I recently created a sizable human-coded dataset (5,000 items) of international news using the Prolific Academic service. The Prolific Academic is an Oxford-based academic alternative to the Amazon Mechanical Turk. The advantage of using this services is that researchers only have to compensate for work that they approve. The potential drawback is its relatively high costs. The service require researches to offer ‘ethical rewards’ to participants, and the minimum rate is £5. Most of the participants of the Prolific Academic are university students, but may be the same.
One of the reasons I had chosen the Prolific Academic over the Amazon Mechanical Turk was that classification of international news stories by the Turks may not be very accurate since the Americans are infamous for the lack of knowledge about foreign events.
The classification accuracy of the Prolific Academic participants in my project is shown below by country. Locations of participants (based on IP addresses) are concentrated in three countries, the UK, the US India, and the estimated accuracy (0-10) of the coding by the participants seems to be supporting my hypothesis: the Americans are not good in analyzing international news stories…

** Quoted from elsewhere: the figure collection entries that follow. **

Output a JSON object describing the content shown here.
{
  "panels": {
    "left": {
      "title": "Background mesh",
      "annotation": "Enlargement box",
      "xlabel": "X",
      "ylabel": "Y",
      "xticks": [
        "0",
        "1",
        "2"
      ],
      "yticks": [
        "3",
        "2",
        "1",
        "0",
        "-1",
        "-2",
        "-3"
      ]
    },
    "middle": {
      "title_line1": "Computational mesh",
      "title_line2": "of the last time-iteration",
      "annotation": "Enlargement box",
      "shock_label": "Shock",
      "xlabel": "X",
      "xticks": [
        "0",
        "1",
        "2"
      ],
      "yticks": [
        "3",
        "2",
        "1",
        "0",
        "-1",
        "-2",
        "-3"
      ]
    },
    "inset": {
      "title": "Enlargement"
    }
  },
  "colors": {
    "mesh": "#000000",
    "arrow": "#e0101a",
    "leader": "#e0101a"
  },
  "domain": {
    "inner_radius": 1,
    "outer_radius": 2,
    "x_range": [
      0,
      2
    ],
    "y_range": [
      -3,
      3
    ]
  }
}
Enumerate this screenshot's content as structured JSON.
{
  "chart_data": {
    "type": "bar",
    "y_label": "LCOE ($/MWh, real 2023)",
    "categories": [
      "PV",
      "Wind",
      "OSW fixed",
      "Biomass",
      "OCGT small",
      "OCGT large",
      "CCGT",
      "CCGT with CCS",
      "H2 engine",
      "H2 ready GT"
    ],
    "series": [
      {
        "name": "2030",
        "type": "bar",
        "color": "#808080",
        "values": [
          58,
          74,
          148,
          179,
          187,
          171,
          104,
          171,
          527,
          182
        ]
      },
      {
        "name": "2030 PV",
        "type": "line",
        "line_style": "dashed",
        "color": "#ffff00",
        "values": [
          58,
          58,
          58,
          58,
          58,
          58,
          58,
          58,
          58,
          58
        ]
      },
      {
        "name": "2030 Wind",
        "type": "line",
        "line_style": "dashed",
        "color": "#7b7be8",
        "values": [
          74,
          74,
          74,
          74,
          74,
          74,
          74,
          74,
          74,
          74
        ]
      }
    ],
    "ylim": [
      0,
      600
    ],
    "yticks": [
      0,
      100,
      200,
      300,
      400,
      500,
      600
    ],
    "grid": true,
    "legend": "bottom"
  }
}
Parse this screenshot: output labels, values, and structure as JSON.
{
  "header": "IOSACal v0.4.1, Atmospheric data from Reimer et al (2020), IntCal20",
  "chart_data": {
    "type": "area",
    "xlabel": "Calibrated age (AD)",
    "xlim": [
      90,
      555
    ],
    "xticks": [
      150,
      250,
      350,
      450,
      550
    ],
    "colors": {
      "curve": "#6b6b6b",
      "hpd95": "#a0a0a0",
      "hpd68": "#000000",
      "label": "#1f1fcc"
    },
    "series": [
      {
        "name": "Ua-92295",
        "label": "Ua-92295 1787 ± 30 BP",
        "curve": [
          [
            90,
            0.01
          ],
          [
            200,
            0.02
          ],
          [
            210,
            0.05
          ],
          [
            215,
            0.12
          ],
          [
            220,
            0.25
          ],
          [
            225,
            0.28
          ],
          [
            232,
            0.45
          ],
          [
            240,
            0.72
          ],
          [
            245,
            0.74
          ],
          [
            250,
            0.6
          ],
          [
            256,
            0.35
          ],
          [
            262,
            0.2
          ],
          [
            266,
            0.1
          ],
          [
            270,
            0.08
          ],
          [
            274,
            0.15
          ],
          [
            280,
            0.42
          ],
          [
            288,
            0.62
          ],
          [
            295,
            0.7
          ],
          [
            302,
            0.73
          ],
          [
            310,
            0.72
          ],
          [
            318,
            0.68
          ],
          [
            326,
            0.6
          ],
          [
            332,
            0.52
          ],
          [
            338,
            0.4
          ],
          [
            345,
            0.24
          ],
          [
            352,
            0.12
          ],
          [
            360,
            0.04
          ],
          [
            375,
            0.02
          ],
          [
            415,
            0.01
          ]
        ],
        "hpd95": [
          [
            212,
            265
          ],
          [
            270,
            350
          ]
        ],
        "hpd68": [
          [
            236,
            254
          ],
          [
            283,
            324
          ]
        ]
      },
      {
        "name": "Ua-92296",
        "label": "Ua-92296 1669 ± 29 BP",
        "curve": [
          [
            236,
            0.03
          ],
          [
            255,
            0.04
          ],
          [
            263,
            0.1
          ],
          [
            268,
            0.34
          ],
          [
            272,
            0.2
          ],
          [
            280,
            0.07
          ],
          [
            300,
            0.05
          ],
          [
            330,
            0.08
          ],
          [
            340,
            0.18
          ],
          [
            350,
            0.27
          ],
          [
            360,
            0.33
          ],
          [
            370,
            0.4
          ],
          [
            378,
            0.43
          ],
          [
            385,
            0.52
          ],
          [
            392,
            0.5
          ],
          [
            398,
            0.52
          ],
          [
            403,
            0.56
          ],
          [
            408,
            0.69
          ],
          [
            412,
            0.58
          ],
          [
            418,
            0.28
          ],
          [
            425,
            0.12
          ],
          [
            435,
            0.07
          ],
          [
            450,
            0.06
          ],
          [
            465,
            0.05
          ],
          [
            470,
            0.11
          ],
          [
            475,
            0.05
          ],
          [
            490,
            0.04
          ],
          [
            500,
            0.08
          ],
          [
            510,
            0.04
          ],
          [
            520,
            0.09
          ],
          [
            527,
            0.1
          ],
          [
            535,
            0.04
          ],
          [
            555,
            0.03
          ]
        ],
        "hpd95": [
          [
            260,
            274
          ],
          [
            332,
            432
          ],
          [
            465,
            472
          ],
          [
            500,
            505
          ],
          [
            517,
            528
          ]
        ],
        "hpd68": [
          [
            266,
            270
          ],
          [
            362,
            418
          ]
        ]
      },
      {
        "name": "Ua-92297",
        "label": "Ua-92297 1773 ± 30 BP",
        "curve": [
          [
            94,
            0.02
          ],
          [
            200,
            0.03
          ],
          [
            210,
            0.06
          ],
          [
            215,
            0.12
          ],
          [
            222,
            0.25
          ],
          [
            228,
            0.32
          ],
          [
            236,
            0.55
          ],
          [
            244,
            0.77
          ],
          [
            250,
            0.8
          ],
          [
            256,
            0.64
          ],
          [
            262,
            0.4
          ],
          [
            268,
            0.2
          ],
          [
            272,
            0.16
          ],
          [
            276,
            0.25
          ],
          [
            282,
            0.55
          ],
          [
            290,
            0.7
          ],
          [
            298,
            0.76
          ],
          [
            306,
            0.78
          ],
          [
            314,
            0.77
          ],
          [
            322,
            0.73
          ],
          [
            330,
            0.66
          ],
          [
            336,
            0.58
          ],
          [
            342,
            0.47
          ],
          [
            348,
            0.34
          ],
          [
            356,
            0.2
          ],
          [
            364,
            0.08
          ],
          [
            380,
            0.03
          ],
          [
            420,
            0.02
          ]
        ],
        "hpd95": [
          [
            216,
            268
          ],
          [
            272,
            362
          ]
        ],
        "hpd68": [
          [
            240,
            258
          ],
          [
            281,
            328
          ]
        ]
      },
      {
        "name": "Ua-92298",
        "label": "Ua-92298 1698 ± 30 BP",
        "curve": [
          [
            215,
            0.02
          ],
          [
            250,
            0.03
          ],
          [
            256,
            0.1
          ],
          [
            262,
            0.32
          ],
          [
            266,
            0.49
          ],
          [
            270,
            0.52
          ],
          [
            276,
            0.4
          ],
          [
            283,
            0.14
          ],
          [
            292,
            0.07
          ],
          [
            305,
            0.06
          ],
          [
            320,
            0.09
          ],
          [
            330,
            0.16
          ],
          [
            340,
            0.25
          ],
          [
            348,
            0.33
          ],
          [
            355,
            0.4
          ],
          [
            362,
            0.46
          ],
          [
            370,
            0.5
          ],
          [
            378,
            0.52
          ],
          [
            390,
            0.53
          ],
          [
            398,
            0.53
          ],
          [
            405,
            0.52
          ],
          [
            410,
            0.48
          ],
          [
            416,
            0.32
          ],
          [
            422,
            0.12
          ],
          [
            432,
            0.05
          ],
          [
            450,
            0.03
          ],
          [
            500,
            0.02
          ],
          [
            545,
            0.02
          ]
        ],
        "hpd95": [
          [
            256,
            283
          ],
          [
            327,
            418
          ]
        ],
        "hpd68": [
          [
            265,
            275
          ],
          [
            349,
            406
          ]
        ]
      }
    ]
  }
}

accuracy n percent Austria 7.000000 1 0.3 Thailand 6.000000 4 1.3 Viet Nam 6.000000 4 1.3 United Kingdom 5.931250 160 51.8 Canada 5.666667 3 1.0 Spain 5.666667 9 2.9 Romania 5.600000 5 1.6 United States 5.192308 26 8.4 India 4.956989 93 30.1 Czech Republic 4.500000 2 0.6 Portugal 4.000000 1 0.3 Philippines 3.000000 1 0.3
The estimated accuracy of the US participants are much lower than UK counterparts. The low accuracy of the Indians participants seem to be due to their limited English language skills. Despite the prerequisite that English is the first language, the high hourly rate, which is very close to the minimum wage in the UK, attracted a lot of less qualified people. The Indians are only account for 2% of the registrants to the service, but it was 30% in this project.
I was expecting that the participants’ classification accuracy increases as they perform more tasks, but quite the opposite was the case. Some of the participants did really good jobs initially, but their classification accuracy usually decreased and sometimes became below 70%. The declining tendency in performance can be explained by participants’ attempt for cost minimization.
Those observations raise questions in crowd-sourced content analysis:
- Whether the Amazon Mechanical Turk is the always the best crowd-sourcing platform?
- Should we offer different amounts of reward to participants according to country of residence?
- How can we maintain or improve performance of participants over the course of projects?